Alex: <wbr> is found in every browser (even linux-only browsers) except for IE8 and Opera, according to all the testing I did. Meaning Chrome, Konqueror, FF, IE, Netscape…I was actually quite surprised to see how widely supported it actually was for being proprietary.

It’s in the HTML5 spec, so it looks like it may be officially supported from now on. However, changing the doctype for HTML5 does not appear to “reactivate” <wbr> in IE8 or Opera without using my suggested CSS fix.

Actually, I just came up with one better I think…

wbr { display:inline-block; }

Makes it work in IE8 standards mode and Opera 10.53 (tested in a XHTML 1.0 Strict doctype)

It’s there in the dom tree in both browsers, it’s just got nothing applied to it (interestingly the hooks for :after or :before are missing in IE)… Inline-block appears to give us our desired behavior…

Bingo, joker, JACKPOT.

I usually rail against using proprietary elements, but this one is just too useful to give up - much like zoom or -moz in the CSS, I might be willing to make an exception for this one.

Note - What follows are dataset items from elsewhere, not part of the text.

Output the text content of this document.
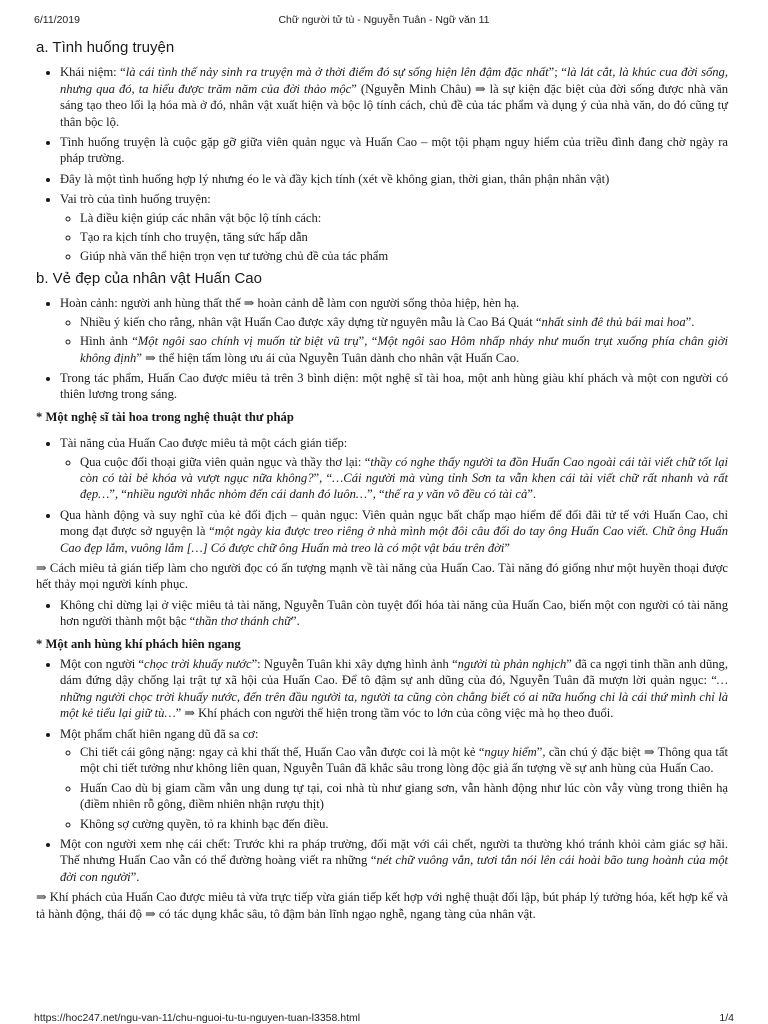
6/11/2019	Chữ người tử tù - Nguyễn Tuân - Ngữ văn 11
a. Tình huống truyện
• Khái niệm: “là cái tình thế nảy sinh ra truyện mà ở thời điểm đó sự sống hiện lên đậm đặc nhất”; “là lát cắt, là khúc cua đời sống, nhưng qua đó, ta hiểu được trăm năm của đời thảo mộc” (Nguyễn Minh Châu) ⇒ là sự kiện đặc biệt của đời sống được nhà văn sáng tạo theo lối lạ hóa mà ở đó, nhân vật xuất hiện và bộc lộ tính cách, chủ đề của tác phẩm và dụng ý của nhà văn, do đó cũng tự thân bộc lộ.
• Tình huống truyện là cuộc gặp gỡ giữa viên quản ngục và Huấn Cao – một tội phạm nguy hiểm của triều đình đang chờ ngày ra pháp trường.
• Đây là một tình huống hợp lý nhưng éo le và đầy kịch tính (xét về không gian, thời gian, thân phận nhân vật)
• Vai trò của tình huống truyện:
◦ Là điều kiện giúp các nhân vật bộc lộ tính cách:
◦ Tạo ra kịch tính cho truyện, tăng sức hấp dẫn
◦ Giúp nhà văn thể hiện trọn vẹn tư tưởng chủ đề của tác phẩm
b. Vẻ đẹp của nhân vật Huấn Cao
• Hoàn cảnh: người anh hùng thất thế ⇒ hoàn cảnh dễ làm con người sống thỏa hiệp, hèn hạ.
◦ Nhiều ý kiến cho rằng, nhân vật Huấn Cao được xây dựng từ nguyên mẫu là Cao Bá Quát “nhất sinh đê thủ bái mai hoa”.
◦ Hình ảnh “Một ngôi sao chính vị muốn từ biệt vũ trụ”, “Một ngôi sao Hôm nhấp nháy như muốn trụt xuống phía chân giời không định” ⇒ thể hiện tấm lòng ưu ái của Nguyễn Tuân dành cho nhân vật Huấn Cao.
• Trong tác phẩm, Huấn Cao được miêu tả trên 3 bình diện: một nghệ sĩ tài hoa, một anh hùng giàu khí phách và một con người có thiên lương trong sáng.
* Một nghệ sĩ tài hoa trong nghệ thuật thư pháp
• Tài năng của Huấn Cao được miêu tả một cách gián tiếp:
◦ Qua cuộc đối thoại giữa viên quản ngục và thầy thơ lại: “thầy có nghe thấy người ta đồn Huấn Cao ngoài cái tài viết chữ tốt lại còn có tài bẻ khóa và vượt ngục nữa không?”, “…Cái người mà vùng tỉnh Sơn ta vẫn khen cái tài viết chữ rất nhanh và rất đẹp…”, “nhiều người nhắc nhỏm đến cái danh đó luôn…”, “thế ra y văn võ đều có tài cả”.
• Qua hành động và suy nghĩ của kẻ đối địch – quản ngục: Viên quản ngục bất chấp mạo hiểm để đối đãi tử tế với Huấn Cao, chỉ mong đạt được sở nguyện là “một ngày kia được treo riêng ở nhà mình một đôi câu đối do tay ông Huấn Cao viết. Chữ ông Huấn Cao đẹp lắm, vuông lắm […] Có được chữ ông Huấn mà treo là có một vật báu trên đời”

⇒ Cách miêu tả gián tiếp làm cho người đọc có ấn tượng mạnh về tài năng của Huấn Cao. Tài năng đó giống như một huyền thoại được hết thảy mọi người kính phục.

• Không chỉ dừng lại ở việc miêu tả tài năng, Nguyễn Tuân còn tuyệt đối hóa tài năng của Huấn Cao, biến một con người có tài năng hơn người thành một bậc “thần thơ thánh chữ”.
* Một anh hùng khí phách hiên ngang
• Một con người “chọc trời khuấy nước”: Nguyễn Tuân khi xây dựng hình ảnh “người tù phản nghịch” đã ca ngợi tinh thần anh dũng, dám đứng dậy chống lại trật tự xã hội của Huấn Cao. Để tô đậm sự anh dũng của đó, Nguyễn Tuân đã mượn lời quản ngục: “… những người chọc trời khuấy nước, đến trên đầu người ta, người ta cũng còn chẳng biết có ai nữa huống chi là cái thứ mình chỉ là một kẻ tiểu lại giữ tù…” ⇒ Khí phách con người thể hiện trong tầm vóc to lớn của công việc mà họ theo đuổi.
• Một phẩm chất hiên ngang dũ đã sa cơ:
◦ Chi tiết cái gông nặng: ngay cả khi thất thế, Huấn Cao vẫn được coi là một kẻ “nguy hiểm”, cần chú ý đặc biệt ⇒ Thông qua tất một chi tiết tưởng như không liên quan, Nguyễn Tuân đã khắc sâu trong lòng độc giả ấn tượng về sự anh hùng của Huấn Cao.
◦ Huấn Cao dù bị giam cầm vẫn ung dung tự tại, coi nhà tù như giang sơn, vẫn hành động như lúc còn vẫy vùng trong thiên hạ (điềm nhiên rỗ gông, điềm nhiên nhận rượu thịt)
◦ Không sợ cường quyền, tỏ ra khinh bạc đến điều.
• Một con người xem nhẹ cái chết: Trước khi ra pháp trường, đối mặt với cái chết, người ta thường khó tránh khỏi cảm giác sợ hãi. Thế nhưng Huấn Cao vẫn có thể đường hoàng viết ra những “nét chữ vuông vắn, tươi tắn nói lên cái hoài bão tung hoành của một đời con người”.

⇒ Khí phách của Huấn Cao được miêu tả vừa trực tiếp vừa gián tiếp kết hợp với nghệ thuật đối lập, bút pháp lý tưởng hóa, kết hợp kể và tả hành động, thái độ ⇒ có tác dụng khắc sâu, tô đậm bản lĩnh ngạo nghễ, ngang tàng của nhân vật.

https://hoc247.net/ngu-van-11/chu-nguoi-tu-tu-nguyen-tuan-l3358.html	1/4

That’s the fix I posted in my blog post. Perhaps I should’ve copied & pasted it here earlier :-/

Pretty much, had no idea you even had a blog, much less a post on the subject or a working solution…

From what you were saying in this thread it didn’t sound like you had it working.

I was under the impression the SHY was the current advocated method. Though obviously this is a slightly different question so it would need a different approach.

deathshadow60: yep, I linked to it in the first post in the thread.

Since this solution breaks validation, I was looking to see if any of the wizards here had better solutions that validated.

xhtmlcoder: ­ &shy adds a hyphen when it wraps things (zwsp and wbr do not). However, it does seem to be widely supported.

Who really cares if it fails the validation? Validation is just a tool, it’s not some sort of gold star. I would say if the element has a valid use and is widely supported then you should use it despite the inappropriate error as it has purpose. Just like how using proprietary code allows you to take advantage of opacity in Internet Explorer, it too fails validation but is purposeful for usage. I would say the HTML element is probably the most semantic option to use. :slight_smile:

Thyat’s because you are supposed to add a hyphen when you break a word in the middle. If you don’t then there is nothing to indicate that it is one word.

The other methods have the problem that they don’t add the required hyphen.

I see no problem with a hyphen being inserted into a word (in an appropriate place).
But in my experience the usual trouble makers are long URLs, which I definately would NOT want an added hyphen.

You don’t want ANY break in a long URL at all. A URL must be displayed all on the one line or it is broken when people try to copy it.

The obvious solution for long urls is the ones that forums use - they make it an active link and chop out the actual text in the middle when the url is too long. That way you can still right click to grab the full url and the url doesn’t break the container. Doing that means you can reduce the length of all urls so that they fit your container properly without needing breaks in them

How about things like serial numbers?

Or tabular data that you’d rather have wrap than get horizontal scrolling?

Or like the screenshot in my first post–I wouldn’t want to shorten the first column visually because it’s primary data.

Or, just user input…because we all know there are some jokers out there who will put long strings in just to see if they can break your layout.

With user input you would need to do server side processing anyway in order to be able to insert any type of break at all.

As for serial numbers - you definitely do not want a break in those regardless of how long they are.

Which one should be doing anyways since ALL user input is suspect and should be vigorously scrubbed.

You know, I could have sworn the second link in that first post pointed at a image as well, and not a blog post.

Right, hence the discussion about <wbr> and zwsp :slight_smile:

Maybe, maybe not. That’s just one specific example I could think of off the top of my head.